The power ministry has told an inter-ministerial panel that the proposed regulator for the coal sector should be equipped with adequate powers to decide upon the prices of the fuel to curb the “profiteering” tendencies of coal companies. It should also be empowered to adjudicate disputes between coal producers and buyers.
Ahead of the next meeting of the Group of Ministers constituted to suggest the powers and functions of the proposed regulator, the ministry contended that while power purchase agreements are regulated by the concerned electricity regulatory commissions, coal companies are not.
The ministry argued that some of the practices presently adopted by Coal India Ltd are completely tilted in favour of coal firms such as incentive structure and the clauses in fuel supply agreements. Alleging that CIL is unevenly supplying coal to various thermal power plants, the ministry contended that in the absence of FSAs, the fuel is being supplied through the MoU route where there is no penalty clause for short supply.

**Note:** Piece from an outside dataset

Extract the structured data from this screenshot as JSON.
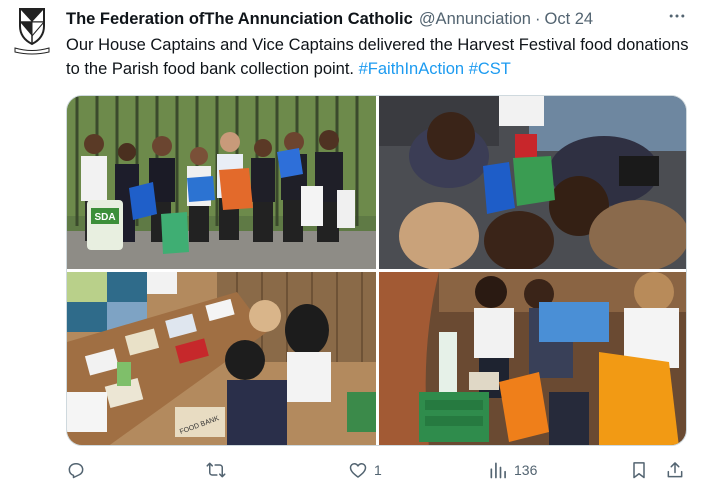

“In the present scenario of scarcity of coal, the coal regulator should have powers to place restrictions on profiteering by monopolistic coal companies. It would go a long way in regulating coal prices and ensure benefits to the consumers too” the ministry said in a recent note.
It indicated to the PMO that CIL was defying its directive issued at a meeting on February 1 that FSAs will have to be signed for all plants commissioned since April 2009.
The ministry suggested that the proposed regulator should be also empowered to adjudicate disputes arising out of breach of FSAs. “Such an arrangement is necessary in a monopoly situation where coal production is completely controlled by CIL,” according to the note.